「これでひとつの時代が完全に終わったのかな? 寂しいけどね。これもディスティーノ、運命だよ。かつて彼が俺にこう言ったよ。2006年の7月だったかな? 早く俺のところまで来いよって。でもさ、今この場で俺は彼にメッセージを送るよ。棚橋、早く俺のところまで戻ってこいよ。まあ、戻ってこようとするのは自由だから楽しみに待っとくぜ。カブロン」
試合前の予告通り、棚橋にトドメを刺した内藤だったが、コメントブースでは棚橋に奮起を促すようにも取れるコメントを残している。棚橋はノーコメントだった。
翌5日の後楽園ホール大会。全対戦カードが当日発表だったのだが、メインイベントでNEVER無差別級6人タッグ選手権試合、前日に王座を奪還したばかりのSANADA&EVIL&BUSHIに、棚橋&中西学&田口隆祐が挑戦することが発表されると、超満員のファンからは大きなどよめきと拍手が送られた。棚橋&中西&田口は普段もあまり組むことがない急造タッグだが、個々の人気が高いためファンの支持を得たようだ。
乱入や波乱な結末などがあり、少し荒れた大会になった1・5後楽園大会。しかしメインで棚橋組が棚橋の新テーマ曲に合わせて入場して来ると、一気に会場の空気が明るくなった。前日に初公開されたばかりの棚橋の新テーマ曲だが、ファンの浸透力が高く、曲中に盛り込まれている「GO!ACE!」という掛け声に合わせて叫んでいるファンが多く見られた。
試合は、ファンの圧倒的とも言える支持率をバックにベテランの中西が大奮闘。これを棚橋と田口が見事にアシストし、最後は中西が説得力十分のヘラクレスカッターでBUSHIを葬り王座を奪還。第10代王者に輝いた。1・4ドーム大会では、所属している日本人選手全員がタイトルホルダーとなったロス・インゴベルナブレス・デ・ハポン(L・I・J)だが、逆にすべてのタイトルをCHAOSとL・I・Jに流出させてしまった新日本本隊にとっては、一夜にして一矢報いた形となった。
試合後、ファンと喜びを分かち合った棚橋は遅れてコメントブースに現れると「ありがとうございました」と笑顔で中西と握手。田口には「これこそワンチャンだな」と声をかけた。前日にコメントを出さなかったこともあり「やっぱりベルトっていいもんですね」と言うと、中西&田口が去ったあとも一人残ったので、こんな質問をぶつけてみた。
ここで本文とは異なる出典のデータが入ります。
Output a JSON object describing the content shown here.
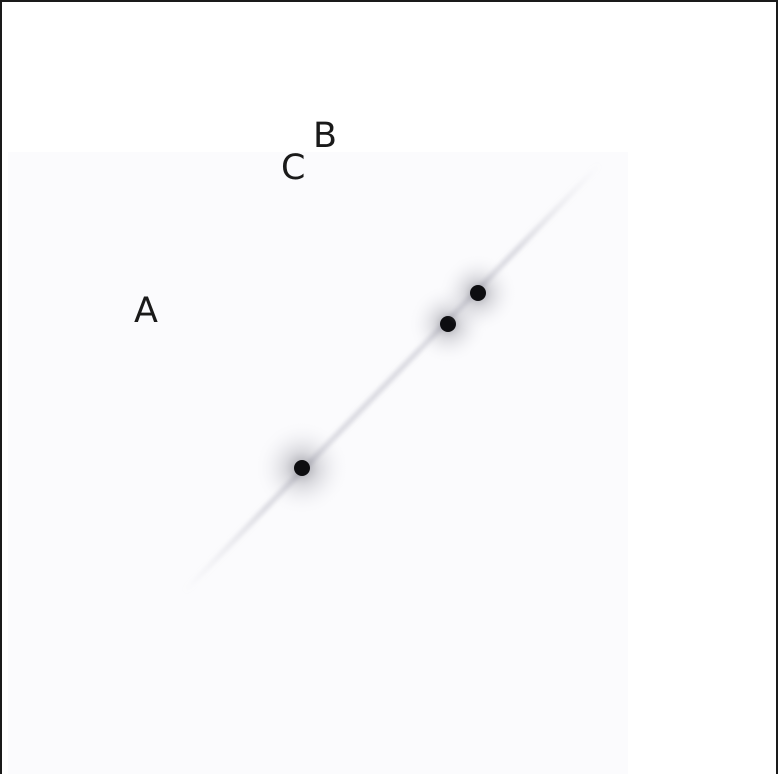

――今日は入場時、ファンから「GO!ACE!」という掛け声もありました。すぐに浸透しそうな良い曲ですがいかがですか?
「これはどんな良い曲であっても、実績、試合内容が乗っていかないと、空っぽのままなんで。この良いメロディー。今、まだ空っぽの曲ですけど、中身は俺が詰め込んでいきますから。うん。いい話だな」
棚橋は自分自身に言い聞かせるかのように答えてくれた。さらに内藤戦の敗戦を「僕が感じている以上に、ファンの方、関係者、レスラー仲間が、凄く重く受け止めている結果」と分析すると、「少し落ち込もうかなって思ったんですけど、リングで試合して、ファンの声援を聞いたら『プロレスってそうじゃねぇな』って思って(落ち込むのを)やめました」と話した。内藤にトドメを刺されてドン底に堕ちた翌日にチャンピオンになってしまうあたり、まだトドメを刺されていないのかもしれない。「メインイベントも遠いし、IWGPも遠いし、インターコンチも遠い。ただ、その、発信源は俺なんで。その意味を1番理解しているのも、俺」と言い切った棚橋の表情からは「必ずまた中心に戻ってみせる」といった自信も垣間見れた。棚橋の良いところは“開きなおり”と“切り替え”そして決断の早さである。新日本プロレスが厳しいときも棚橋の素早い決断力で乗り越えてきた。ドーム大会の盛り上がりについては「年々盛り上がっていくけど、棚橋はどんどん下がっていくっていう状況が、やっぱり悔しい」と話していたが、この悔しさがある限り、そしてまだ空っぽのテーマ曲に「詰め込む」作業が終わるまで棚橋弘至は終わらない。
「大丈夫です。棚橋は、元気です」
2017年、棚橋弘至が復権に向かって発進した。「GO!ACE!」のテーマ曲とともに。